A Benin socio-cultural group, Great Benin Descendants, GBD, worldwide, has warned the leadership of Indigenous People of Biafra, IPOB, against including Benin kingdom as part of its enclave.
The group noted that the Benin kingdom that has existed for more than 5,000 years could not be part of Biafra.
Coordinator-General of GBD, Imasuen Izoduwa gave the warning while addressing newsmen in Benin City yesterday, where he also cautioned the Ijaw in Benin kingdom to stop being “antagonistic by their utterances and actions against the Benin kingdom.”
GDB frowned on a statement where the leader of IPOB, Nnamdi Kanu, was quoted as saying that South-South geopolitical zone is part of Biafra.
The group said the statement was an aberration to the pre-colonial and post-colonial history of Nigeria.
It added, “History easily remembers that the term Biafra is a borrowed word from the Portuguese colony in present-day Cameroon and a supposed secessionist nation borrowed a name that is foreign to them.
“Kanu should be taught how the Benin people and their descendants controlled the South-South, part of South East and South West.
“He should be taught that it took the British to cut off our power and give it to some selected few which the Igbo are the biggest beneficiary.

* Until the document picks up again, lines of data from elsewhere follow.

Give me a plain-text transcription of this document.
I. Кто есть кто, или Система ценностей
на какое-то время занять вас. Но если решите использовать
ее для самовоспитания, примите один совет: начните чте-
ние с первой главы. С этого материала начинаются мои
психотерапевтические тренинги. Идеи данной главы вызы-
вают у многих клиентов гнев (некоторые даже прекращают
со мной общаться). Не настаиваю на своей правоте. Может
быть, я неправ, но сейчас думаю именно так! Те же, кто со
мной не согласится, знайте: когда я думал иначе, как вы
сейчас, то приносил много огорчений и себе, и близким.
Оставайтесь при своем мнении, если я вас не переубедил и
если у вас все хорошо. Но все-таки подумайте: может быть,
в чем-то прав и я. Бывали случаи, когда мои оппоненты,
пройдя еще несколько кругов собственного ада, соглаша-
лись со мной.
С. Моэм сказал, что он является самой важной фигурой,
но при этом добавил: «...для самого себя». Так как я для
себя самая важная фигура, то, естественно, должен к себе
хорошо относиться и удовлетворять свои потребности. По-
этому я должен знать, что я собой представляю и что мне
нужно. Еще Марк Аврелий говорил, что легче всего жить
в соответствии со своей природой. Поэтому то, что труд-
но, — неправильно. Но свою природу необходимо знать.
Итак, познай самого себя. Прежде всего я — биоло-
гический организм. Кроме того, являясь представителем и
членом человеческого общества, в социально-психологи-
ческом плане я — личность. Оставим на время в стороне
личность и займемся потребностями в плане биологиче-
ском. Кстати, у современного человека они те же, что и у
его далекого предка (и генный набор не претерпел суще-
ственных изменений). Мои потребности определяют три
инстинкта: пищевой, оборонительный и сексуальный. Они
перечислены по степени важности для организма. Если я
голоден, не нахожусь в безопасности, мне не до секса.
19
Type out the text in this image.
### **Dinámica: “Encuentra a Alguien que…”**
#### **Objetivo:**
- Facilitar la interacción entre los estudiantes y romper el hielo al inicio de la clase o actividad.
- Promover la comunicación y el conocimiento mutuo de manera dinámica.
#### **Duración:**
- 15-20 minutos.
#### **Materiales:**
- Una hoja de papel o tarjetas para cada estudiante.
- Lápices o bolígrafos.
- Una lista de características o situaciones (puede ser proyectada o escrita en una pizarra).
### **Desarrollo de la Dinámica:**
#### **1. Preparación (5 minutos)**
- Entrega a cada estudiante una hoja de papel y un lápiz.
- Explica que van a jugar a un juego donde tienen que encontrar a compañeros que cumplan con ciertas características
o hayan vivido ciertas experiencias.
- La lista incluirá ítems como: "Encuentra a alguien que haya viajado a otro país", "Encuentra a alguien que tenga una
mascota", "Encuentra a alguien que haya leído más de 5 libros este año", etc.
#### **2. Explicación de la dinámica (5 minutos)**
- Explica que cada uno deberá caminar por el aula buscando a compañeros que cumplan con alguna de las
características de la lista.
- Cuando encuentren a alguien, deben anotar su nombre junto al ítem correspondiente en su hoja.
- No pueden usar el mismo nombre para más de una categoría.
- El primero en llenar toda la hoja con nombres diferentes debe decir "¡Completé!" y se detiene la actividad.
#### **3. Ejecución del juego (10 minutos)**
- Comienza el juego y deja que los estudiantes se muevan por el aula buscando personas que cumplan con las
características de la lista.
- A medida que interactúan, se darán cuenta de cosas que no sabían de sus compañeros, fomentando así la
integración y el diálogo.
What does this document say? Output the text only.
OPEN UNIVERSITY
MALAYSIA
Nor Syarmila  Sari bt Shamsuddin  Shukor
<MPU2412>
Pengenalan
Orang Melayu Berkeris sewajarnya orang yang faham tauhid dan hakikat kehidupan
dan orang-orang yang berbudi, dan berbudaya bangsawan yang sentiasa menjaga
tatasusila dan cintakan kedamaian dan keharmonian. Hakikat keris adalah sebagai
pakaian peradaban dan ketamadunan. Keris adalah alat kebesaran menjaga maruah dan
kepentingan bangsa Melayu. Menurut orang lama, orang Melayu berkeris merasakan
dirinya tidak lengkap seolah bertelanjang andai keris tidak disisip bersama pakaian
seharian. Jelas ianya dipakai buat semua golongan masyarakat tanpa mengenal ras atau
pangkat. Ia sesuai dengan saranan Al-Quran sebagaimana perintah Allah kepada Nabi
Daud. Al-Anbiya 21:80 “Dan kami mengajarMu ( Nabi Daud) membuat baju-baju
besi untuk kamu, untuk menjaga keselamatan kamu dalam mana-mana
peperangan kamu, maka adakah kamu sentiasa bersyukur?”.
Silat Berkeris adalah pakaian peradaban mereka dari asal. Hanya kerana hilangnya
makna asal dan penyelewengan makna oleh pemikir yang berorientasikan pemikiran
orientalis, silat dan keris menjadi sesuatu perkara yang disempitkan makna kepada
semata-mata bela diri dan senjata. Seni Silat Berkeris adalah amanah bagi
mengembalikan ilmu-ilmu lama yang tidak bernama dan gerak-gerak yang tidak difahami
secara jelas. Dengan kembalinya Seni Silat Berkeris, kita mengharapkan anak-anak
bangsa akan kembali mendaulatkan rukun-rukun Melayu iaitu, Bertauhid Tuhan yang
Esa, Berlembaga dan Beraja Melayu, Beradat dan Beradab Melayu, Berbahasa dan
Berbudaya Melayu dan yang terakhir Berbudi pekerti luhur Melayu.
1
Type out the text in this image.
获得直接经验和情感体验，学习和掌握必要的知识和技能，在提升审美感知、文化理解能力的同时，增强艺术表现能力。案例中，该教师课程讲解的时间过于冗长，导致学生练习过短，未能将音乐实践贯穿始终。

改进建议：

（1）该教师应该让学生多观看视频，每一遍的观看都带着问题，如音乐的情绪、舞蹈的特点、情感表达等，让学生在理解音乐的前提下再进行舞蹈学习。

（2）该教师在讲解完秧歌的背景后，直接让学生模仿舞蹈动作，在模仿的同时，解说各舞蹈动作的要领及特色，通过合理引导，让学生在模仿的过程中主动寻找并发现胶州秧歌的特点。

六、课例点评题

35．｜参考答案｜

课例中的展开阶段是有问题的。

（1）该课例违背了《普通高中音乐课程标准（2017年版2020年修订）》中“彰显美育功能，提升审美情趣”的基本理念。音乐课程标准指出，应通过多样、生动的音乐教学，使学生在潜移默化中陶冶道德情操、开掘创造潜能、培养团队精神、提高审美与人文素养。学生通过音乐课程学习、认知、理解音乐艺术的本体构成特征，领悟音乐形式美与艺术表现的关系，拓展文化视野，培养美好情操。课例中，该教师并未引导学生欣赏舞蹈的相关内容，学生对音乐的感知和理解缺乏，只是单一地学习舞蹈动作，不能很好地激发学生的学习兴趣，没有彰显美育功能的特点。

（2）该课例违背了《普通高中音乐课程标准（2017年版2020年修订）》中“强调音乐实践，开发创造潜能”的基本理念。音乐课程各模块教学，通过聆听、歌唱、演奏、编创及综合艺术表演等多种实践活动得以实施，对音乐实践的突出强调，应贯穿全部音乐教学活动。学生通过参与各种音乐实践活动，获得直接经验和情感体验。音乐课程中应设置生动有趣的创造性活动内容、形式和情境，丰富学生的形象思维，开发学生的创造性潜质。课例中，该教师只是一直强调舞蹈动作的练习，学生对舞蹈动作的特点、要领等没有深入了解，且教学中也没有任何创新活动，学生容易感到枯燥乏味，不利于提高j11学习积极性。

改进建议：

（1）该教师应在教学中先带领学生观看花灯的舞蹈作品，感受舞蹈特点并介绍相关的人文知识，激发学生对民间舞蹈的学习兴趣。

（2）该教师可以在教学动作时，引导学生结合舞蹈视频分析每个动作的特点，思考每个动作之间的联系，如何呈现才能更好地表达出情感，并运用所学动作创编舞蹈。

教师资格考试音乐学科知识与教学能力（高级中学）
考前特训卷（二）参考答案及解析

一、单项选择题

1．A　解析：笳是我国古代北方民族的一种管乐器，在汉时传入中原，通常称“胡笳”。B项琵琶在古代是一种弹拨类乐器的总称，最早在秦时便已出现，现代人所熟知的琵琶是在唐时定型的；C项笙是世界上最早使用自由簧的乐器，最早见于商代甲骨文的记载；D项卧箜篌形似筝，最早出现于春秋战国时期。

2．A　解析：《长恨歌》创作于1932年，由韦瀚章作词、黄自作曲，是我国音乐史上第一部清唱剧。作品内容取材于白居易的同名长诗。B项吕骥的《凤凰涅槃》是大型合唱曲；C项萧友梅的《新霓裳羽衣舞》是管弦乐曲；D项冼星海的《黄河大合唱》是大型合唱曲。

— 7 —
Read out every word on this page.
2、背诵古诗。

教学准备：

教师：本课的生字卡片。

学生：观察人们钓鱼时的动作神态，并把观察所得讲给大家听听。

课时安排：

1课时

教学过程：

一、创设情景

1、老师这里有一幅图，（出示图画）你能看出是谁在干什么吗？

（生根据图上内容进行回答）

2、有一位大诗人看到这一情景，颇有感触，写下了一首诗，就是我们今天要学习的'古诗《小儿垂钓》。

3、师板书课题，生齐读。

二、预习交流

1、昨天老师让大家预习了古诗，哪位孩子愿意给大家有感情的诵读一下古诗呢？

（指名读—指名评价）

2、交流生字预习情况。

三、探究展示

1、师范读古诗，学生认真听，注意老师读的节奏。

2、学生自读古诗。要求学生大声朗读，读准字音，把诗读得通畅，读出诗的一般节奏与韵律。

“Otherwise, people like Nnamdi Kanu wouldn’t have the effrontery to place older ethnic groups who have been in these places for more than 5,000 years under the wings of a group that is purportedly claiming to have come from Israel about 2,000 years ago. Hence we wish to warn IPOB and their supposed plan that no inch of South-South’s vast and rich land is theirs.”
According to the group, it has identified over 36 ethnic nationalities from the South-South and South East that have traced their roots to Benin and wondered where Kanu is getting his claims from.
On the recent verbal exchanges between the Benin and Ijaw over ownership of lands in the kingdom, GBD added, “However, we might have abandoned our way of aggression after the unfortunate episode of 1897 but we have not lost it.
“Maybe a little refreshing of the minds of these modern Ijaw youths in our lands should be appropriately done by their elders about who the Benin people were.”